Quattro arresti. Secondo le prime ricostruzioni offerte dei servizi di sicurezza palestinesi, sarebbero state diverse le sorti dei tre ricercati. Il giordano Abdul-Rahman al-Breizat, capo della cellula salafita, si sarebbe suicidato con un colpo d’arma da fuoco, mentre il palestinese Bilal al-Umari sarebbe morto per le ferite subite durante uno scontro a fuoco. Infine, il palestinese Mahmoud Muhammad Nimir Salfiti, lievemente ferito dai colpi esplosi, sarebbe stato catturato e tratto in arresto. Nel corso del blitz sarebbero inoltre stati fermati altri tre membri di secondo piano del gruppo, i quali potrebbero conoscere alcuni dettagli che hanno portato all’uccisione di Arrigoni.

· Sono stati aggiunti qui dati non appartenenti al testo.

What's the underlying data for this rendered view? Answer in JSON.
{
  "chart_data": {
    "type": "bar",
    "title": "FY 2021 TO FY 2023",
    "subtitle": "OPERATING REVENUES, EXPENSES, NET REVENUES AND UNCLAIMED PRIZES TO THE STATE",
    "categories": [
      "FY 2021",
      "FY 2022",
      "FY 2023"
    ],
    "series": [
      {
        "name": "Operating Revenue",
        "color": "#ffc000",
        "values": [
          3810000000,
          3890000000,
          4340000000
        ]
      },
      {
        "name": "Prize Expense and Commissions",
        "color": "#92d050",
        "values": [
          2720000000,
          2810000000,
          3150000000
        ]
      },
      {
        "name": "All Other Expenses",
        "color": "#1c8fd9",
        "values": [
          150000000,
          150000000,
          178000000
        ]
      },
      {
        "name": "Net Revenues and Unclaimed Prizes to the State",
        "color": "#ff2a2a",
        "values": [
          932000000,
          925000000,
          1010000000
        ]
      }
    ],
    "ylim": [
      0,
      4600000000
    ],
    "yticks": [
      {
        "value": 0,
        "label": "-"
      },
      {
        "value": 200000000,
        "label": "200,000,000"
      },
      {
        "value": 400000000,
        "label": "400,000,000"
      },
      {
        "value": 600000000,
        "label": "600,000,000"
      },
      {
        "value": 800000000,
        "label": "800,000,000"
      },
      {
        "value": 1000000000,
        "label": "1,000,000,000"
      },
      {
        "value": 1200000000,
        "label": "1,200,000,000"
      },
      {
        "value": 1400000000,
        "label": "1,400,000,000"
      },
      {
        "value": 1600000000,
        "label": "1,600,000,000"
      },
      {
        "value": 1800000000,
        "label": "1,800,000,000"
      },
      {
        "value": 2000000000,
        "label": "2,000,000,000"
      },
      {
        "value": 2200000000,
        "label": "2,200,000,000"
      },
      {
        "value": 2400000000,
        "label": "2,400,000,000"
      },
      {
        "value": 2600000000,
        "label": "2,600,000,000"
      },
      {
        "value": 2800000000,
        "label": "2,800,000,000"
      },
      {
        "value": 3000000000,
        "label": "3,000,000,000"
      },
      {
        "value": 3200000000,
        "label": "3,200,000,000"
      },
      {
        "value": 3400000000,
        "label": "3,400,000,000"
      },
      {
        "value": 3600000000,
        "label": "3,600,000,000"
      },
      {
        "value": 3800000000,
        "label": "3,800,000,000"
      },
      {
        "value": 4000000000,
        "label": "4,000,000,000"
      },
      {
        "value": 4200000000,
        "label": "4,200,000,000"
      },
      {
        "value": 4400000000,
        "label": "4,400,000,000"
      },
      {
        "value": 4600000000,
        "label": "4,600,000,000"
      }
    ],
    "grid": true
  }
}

Dubbi sulla morte. La madre di Arrigoni aveva chiesto nei giorni scorsi di risparmiare la vita agli assassini di suo figlio. “Che giustizia sia fatta, che i colpevoli paghino, ma nel rispetto della dignità della vita umana” aveva dichiarato la donna. Tuttavia, Hamas ha voluto a tutti i costi vendicare Arrigoni. Sarà però necessario fare più luce sulla sua morte. Infatti, il rapimento e l’uccisione dell’attivista italiano sono stati subito attribuiti a una cellula salafita esterna a Hamas, che ha agito proprio con l’obiettivo di screditarne immagine e valore. Tuttavia, l’Autorità Nazionale Palestinese ha immediatamente fatto notare che due degli assassini erano sul libro paga di Hamas. La circostanza è stata direttamente confermata dalle autorità di Gaza poiché al momento di diffondere nomi e foto dei ricercati, la verità è venuta a galla. Sarà necessario ora appurare i reali mandanti dell’omicidio, anche se difficilmente si farà chiarezza.